1. Perturbed seismicity by known stresses
The response of seismic activity to known stress perturbations can shed light on the physical mechanisms of earthquake generation and physical properties controlling fault behavior. We investigate how seismic activity responds to periodic stress perturbations over a range of frequencies to understand the frequency-dependent earthquake triggering and constrain critical physical properties of fault systems.
2. Hydrogeological processes inside fault zones
We study how earthquakes affect hydrogeological processes from two perspectives: fault zone hydrogeological architectures and hydrological responses to earthquakes.
Induced seismicity serves as a natural laboratory for learning how fluids affect earthquake generation, providing valuable insights into earthquake physics and hazard estimation. We investigate how hydraulic fracturing triggers earthquakes through both observational and numerical simulation perspectives to have a better understanding of the fundamental mechanisms of induced seismicity and to develop physics-based models for earthquake forecasting.

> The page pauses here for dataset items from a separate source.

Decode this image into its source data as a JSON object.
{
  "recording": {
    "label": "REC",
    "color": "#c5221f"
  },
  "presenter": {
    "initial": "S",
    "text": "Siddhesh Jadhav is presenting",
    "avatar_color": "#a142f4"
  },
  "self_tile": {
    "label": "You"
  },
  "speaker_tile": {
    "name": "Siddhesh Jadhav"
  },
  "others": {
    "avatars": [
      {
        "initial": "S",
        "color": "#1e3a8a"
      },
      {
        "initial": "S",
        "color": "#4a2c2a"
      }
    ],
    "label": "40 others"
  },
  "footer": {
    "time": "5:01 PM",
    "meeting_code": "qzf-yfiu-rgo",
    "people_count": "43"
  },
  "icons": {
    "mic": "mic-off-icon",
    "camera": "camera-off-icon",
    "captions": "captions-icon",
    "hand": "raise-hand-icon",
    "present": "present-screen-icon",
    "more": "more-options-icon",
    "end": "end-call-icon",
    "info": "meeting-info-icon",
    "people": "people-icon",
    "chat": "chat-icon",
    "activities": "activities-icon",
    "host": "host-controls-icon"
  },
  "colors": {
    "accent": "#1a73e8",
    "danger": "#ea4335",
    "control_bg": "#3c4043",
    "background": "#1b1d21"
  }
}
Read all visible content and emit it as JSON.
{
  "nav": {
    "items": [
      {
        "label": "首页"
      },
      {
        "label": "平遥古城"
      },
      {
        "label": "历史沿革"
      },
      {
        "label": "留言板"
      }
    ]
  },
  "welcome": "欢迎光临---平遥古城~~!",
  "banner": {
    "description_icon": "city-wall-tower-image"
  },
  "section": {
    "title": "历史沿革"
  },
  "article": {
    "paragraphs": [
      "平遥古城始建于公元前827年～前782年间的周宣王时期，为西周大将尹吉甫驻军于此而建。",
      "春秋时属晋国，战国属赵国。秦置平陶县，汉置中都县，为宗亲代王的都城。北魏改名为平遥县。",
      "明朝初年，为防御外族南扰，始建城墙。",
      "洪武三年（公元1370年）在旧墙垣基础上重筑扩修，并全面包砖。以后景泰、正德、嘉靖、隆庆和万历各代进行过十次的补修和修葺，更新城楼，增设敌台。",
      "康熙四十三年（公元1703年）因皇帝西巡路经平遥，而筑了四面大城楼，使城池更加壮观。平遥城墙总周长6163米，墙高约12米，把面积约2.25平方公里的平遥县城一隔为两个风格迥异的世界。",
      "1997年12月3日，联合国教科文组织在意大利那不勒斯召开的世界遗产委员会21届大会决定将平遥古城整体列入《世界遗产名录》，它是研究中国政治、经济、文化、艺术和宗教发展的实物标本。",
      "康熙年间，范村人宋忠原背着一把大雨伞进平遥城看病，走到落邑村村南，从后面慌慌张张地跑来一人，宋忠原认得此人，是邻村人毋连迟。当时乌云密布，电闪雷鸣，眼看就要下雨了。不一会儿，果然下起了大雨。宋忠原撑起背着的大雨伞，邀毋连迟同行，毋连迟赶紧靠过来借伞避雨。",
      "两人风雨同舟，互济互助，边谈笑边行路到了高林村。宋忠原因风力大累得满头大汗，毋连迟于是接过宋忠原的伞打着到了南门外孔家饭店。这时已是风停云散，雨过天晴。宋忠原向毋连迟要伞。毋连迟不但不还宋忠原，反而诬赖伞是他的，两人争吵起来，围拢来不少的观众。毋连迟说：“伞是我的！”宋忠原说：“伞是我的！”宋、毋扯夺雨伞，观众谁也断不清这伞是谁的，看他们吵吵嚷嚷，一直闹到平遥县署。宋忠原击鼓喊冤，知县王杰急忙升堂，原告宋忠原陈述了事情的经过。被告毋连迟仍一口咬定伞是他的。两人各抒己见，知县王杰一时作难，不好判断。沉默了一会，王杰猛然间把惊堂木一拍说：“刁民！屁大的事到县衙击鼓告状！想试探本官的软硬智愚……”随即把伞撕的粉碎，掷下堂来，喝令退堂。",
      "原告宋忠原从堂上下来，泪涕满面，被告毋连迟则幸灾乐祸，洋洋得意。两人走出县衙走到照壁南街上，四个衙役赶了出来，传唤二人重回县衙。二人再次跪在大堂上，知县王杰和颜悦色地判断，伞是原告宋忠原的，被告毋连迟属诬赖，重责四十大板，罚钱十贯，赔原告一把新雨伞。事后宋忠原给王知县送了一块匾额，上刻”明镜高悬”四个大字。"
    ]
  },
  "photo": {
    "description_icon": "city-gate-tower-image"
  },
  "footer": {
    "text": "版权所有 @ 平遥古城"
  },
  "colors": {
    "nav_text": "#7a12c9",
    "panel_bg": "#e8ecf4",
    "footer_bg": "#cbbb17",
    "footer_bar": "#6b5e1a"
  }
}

4. Crustal deformation during earthquake cycles
Understanding fault slip behaviors during interseismic, coseismic, and postseismic periods is important to learn how tectonic stresses are accumulated and released in the fault system, which is fundamental to understanding fault behaviors during earthquake cycles and to improving earthquake hazard estimation. We study the ground deformation during earthquake cycles by using InSAR and GNSS.